Sri Lanka’s plan to bury Muslim COVID-19 victims on islet sparks outcry
A plan by Sri Lanka to bury Muslim coronavirus victims on a remote islet was slammed on Wednesday by locals and the minority community.
Colombo banned burials of COVID-19 victims in April, despite expert assurances they would not spread the virus, implementing a policy of forced cremations.
Sri Lanka’s Muslims, who make up 10 percent of its 21 million people, challenged the policy, pointing out that cremations are forbidden under Islamic law.
The policy was revoked last week after a visit from Pakistani Prime Minister Imran Khan, who urged Colombo to respect Muslims’ religious funeral rites.
And on Tuesday, officials proposed burying Muslim virus victims on the remote islet of Iranaitivu, 8.6 miles (13 kilometres) off the country’s northern coast.
That plan sparked protests from locals as well as from Muslim leaders.

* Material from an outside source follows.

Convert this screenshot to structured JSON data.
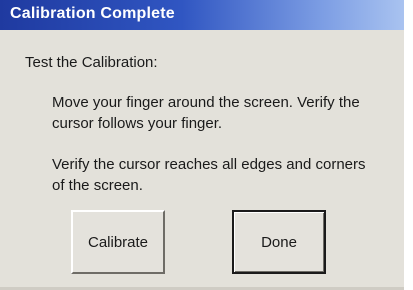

On Wednesday dozens of Tamil residents, led by Catholic priests, demonstrated in Kilinochchi, the nearest mainland district to Iranaitivu.
They held banners saying the one-square-kilometre (0.4-square-mile) island should not be used as a “graveyard” for the pandemic.
The main Muslim party, the Sri Lanka Muslim Congress (SLMC), said families “want to bury our people in our own burial grounds”.
“This proposal of a remote island is an insult, it is unacceptable,” SLMC leader Rauff Hakeem told AFP.
The islet burials policy has yet to be rolled out.
Ahead of Khan’s visit to Colombo, the 57-member Organisation of Islamic Cooperation in February criticised the cremations policy at the United Nations Human Rights Council in Geneva, citing similar religious concerns.
Sri Lanka’s majority Buddhists, strong backers of the current government, are typically cremated, as are Hindus.
In December, authorities ordered the cremation of at least 19 Muslim COVID-19 victims after their families refused to claim the bodies from a hospital morgue in protest against the policy.
By Wednesday, Sri Lanka had recorded more than 83,000 coronavirus infections, with 483 related deaths.